Tuesday, November 18, 2008

It's always prettier in Icelandic

Ear Candy: "Inní mér syngur vitleysingur" by Sigor Ros


The worst part of breaking up is how you hate everything that you used to love because it reminds you of when you were happy, and not empty like now. The music I used to love now breaks my heart further into tiny pieces. The places I used to love to go (the beach, the aquarium, the park, my bed..) they all hurt to think about. And the boy I used to love. Who I still love so much it hurts... It would be better if I could hate him too. I think it might feel better. I hate him for doing this to me, for dropping me so suddenly. But I don't hate him at all, and that is so much of what hurts. I wish I could just make this all go away. Go to a place where I had never met him, and never fell in love with him, so that I never have to feel this pain. (Although I think that I would rather take the pain then have to give up the last year of my life, although it has only been two days of indescribable hurt, so we'll see...) I hate myself for feeling so weak, for not being able to drop him as quickly as it felt like he dropped me.
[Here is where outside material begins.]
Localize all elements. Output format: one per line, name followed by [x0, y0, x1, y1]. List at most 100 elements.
I would so love to demonize him, to make him a monster who never cared... And while everything that has happened between us is now up for consideration, and I wonder how much I could have ever meant to him, I know that he is not the terrible person I would so love to think that he is. The truth is that he meant, and still does mean the world to me, and what breaks my heart is that he doesn't feel the same. That he doesn't love me. That there was something about me that made him not want to stay, that made him not want to fix it, there was and probably still is something about me that keeps him from being able to love me.

That's the worst part about break ups: the only person I really end up hating is myself.